House considers yet another pay freeze measure
Bill would deny Homeland Security civilians a salary hike in 2013.
House lawmakers are making sure they have all their bases covered in their efforts to freeze federal employees’ salaries for another year.
The chamber on Wednesday began debating the fiscal 2013 Homeland Security spending bill, which does not provide funding for President Obama’s proposed 0.5 percent civilian pay hike.
The White House objected to the omission in a statement of administration policy. “A permanent pay freeze is neither sustainable nor desirable,” officials said. “The administration encourages the Congress to support the proposed 0.5 percent pay raise.”
The president’s advisers would recommend he veto the bill in its current form because it breaks the agreement in the 2011 Budget Control Act and would require cuts to critical programs, according to the statement.
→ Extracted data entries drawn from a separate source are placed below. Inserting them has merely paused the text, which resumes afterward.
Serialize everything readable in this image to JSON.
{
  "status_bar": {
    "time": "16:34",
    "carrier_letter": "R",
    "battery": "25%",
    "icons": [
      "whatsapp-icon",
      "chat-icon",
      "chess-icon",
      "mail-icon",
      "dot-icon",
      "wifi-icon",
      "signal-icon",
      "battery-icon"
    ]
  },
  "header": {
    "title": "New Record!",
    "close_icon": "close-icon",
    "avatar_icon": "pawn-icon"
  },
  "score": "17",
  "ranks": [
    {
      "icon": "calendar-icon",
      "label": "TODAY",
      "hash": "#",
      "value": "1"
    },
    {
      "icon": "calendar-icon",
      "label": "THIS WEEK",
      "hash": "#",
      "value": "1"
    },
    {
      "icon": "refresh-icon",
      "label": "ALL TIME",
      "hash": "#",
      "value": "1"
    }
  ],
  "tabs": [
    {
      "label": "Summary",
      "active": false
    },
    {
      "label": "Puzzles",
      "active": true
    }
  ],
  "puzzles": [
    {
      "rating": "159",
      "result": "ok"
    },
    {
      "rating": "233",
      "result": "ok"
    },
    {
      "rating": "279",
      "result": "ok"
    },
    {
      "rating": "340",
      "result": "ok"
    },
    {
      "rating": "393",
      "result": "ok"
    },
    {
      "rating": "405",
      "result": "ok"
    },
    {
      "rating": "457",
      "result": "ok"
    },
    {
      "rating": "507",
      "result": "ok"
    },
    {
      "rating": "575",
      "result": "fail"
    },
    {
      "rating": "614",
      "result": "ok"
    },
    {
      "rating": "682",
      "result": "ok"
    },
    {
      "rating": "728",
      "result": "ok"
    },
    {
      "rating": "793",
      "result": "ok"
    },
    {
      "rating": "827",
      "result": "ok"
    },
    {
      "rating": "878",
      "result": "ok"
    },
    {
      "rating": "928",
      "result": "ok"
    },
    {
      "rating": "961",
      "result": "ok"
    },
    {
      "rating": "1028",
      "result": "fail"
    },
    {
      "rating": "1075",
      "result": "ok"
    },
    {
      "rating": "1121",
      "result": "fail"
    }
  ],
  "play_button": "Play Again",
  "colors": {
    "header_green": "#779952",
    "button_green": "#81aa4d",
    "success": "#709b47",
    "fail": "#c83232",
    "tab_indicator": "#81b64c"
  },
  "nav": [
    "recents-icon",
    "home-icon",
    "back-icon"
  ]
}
The House is scheduled to continue debating the measure Thursday.
The Homeland Security bill is not the only appropriations measure that ignores Obama’s pay raise request. The Military Construction and Veterans Affairs spending bill the House passed last week, 407-12, would starve the Defense and Veterans Affairs departments of funds needed to grant some civilians a pay hike.
In a broader blow, a House appropriations subcommittee on Wednesday omitted the raise from the fiscal 2013 Financial Services appropriations bill, which traditionally includes governmentwide pay provisions.
Federal employee groups have blasted the moves.
“Federal workers deserve a modest cost of living adjustment after two years of sacrifice through frozen pay and increased retirement contributions,” said National Federation of Federal Employees National President William R. Dougan in a statement following the subcommittee’s failure to include a pay hike in the Financial Services spending bill. “No single group has sacrificed more toward restoring the nation’s fiscal health than the $75 billion in savings realized from federal employee compensation and benefit cuts. Asking for another year’s pay freeze . . . is simply unconscionable.”